Le président de la sous-commission des droits de l’Homme du Parlement européen, Mounir Satouri, a exprimé, vendredi 27 mars 2026, son regret face à la décision des autorités tunisiennes de reporter la visite d’une délégation parlementaire européenne prévue dans les prochains jours.
Dans un communiqué, le responsable européen indique que cette demande de report est intervenue « seulement quelques jours avant le départ » de la délégation et « sans consultation préalable », déplorant également ce qu’il qualifie d’« évitement » d’une rencontre avec des représentants élus des citoyens européens.
Un dialogue déjà fragilisé depuis 2023
Mounir Satouri souligne que cette visite devait permettre de relancer un dialogue interrompu depuis 2023, après le refus des autorités tunisiennes d’accueillir une mission de la commission des affaires étrangères du Parlement européen.
La délégation, mandatée officiellement par le Parlement européen, devait se rendre en Tunisie pour aborder des questions liées aux droits humains, à la démocratie et à l’État de droit, dans le cadre d’un échange qualifié de « constructif » et fondé sur les engagements internationaux du pays.
Le communiqué rappelle notamment les obligations de la Tunisie au regard du droit international des droits humains ainsi que de l’accord d’association conclu avec l’Union européenne en 1995. Il fait également référence à une résolution adoptée par le Parlement européen le 27 novembre 2025, insistant sur la nécessité pour les autorités tunisiennes de respecter ces engagements.
Un précédent qui a tendu les relations
Ce nouvel épisode s’inscrit dans une relation déjà fragilisée entre Tunis et le Parlement européen. En septembre 2023, les autorités tunisiennes avaient en effet refusé l’entrée sur le territoire à une délégation de la commission des affaires étrangères du Parlement européen, attendue pour une visite officielle de deux jours. Cette décision, annoncée à la veille du déplacement et sans explication détaillée, avait suscité la « surprise » et les regrets de l’Union européenne, qui y voyait une rupture dans un dialogue jusque-là maintenu.

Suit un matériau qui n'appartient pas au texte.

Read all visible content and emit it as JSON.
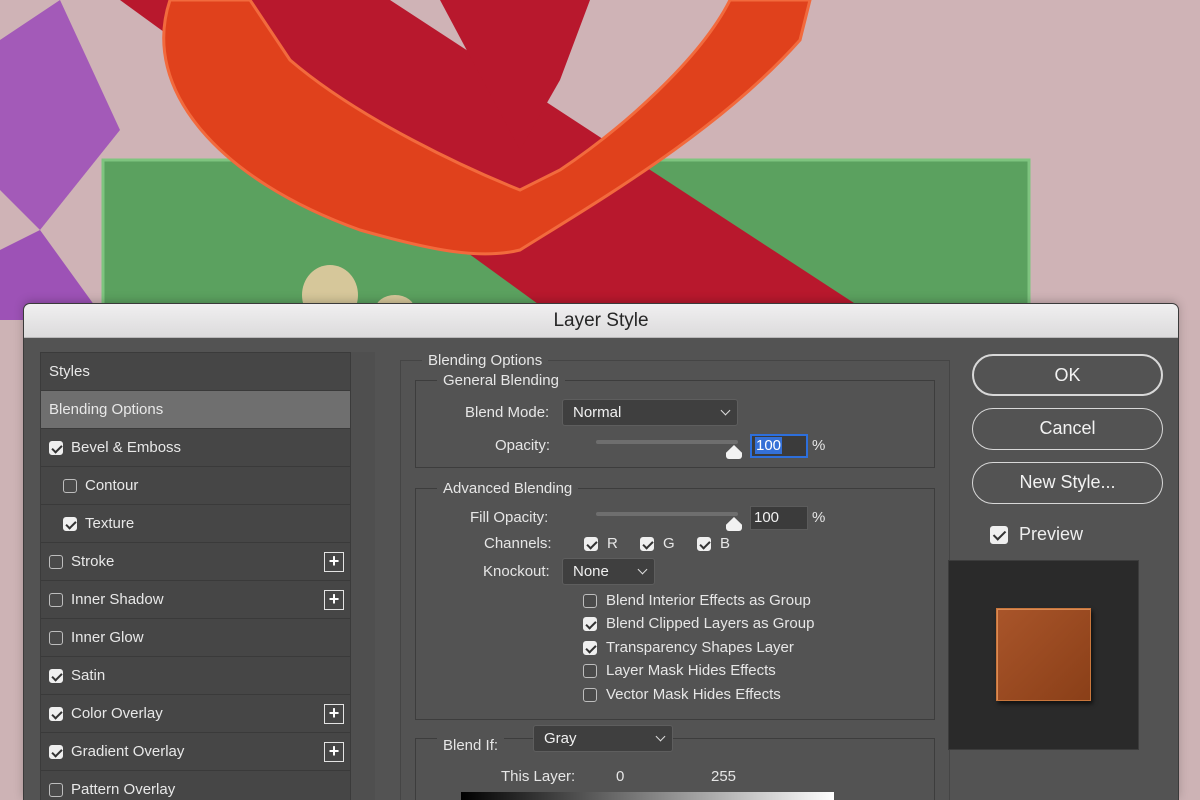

Ce refus, qualifié de « sans précédent depuis 2011 » par les eurodéputés concernés, avait cristallisé les tensions autour des questions de démocratie, de droits humains et du respect des engagements internationaux de la Tunisie.
Partenariat sous condition et appel au dialogue
Le président de la sous-commission insiste sur l’importance de ce partenariat avec la Tunisie, qualifiée de « partenaire de longue date » bénéficiant d’un soutien financier significatif de l’Union européenne.
Il souligne que ce partenariat doit impérativement reposer sur le respect du droit international, tout en exprimant l’espoir de voir la visite reprogrammée dans les plus brefs délais.
Mounir Satouri affirme, par ailleurs, que les institutions européennes restent « plus ouvertes que jamais au dialogue » avec les autorités tunisiennes. Il insiste également sur la nécessité de maintenir des échanges soutenus avec la société civile et les défenseurs des droits humains, à qui il réitère « son plein soutien ».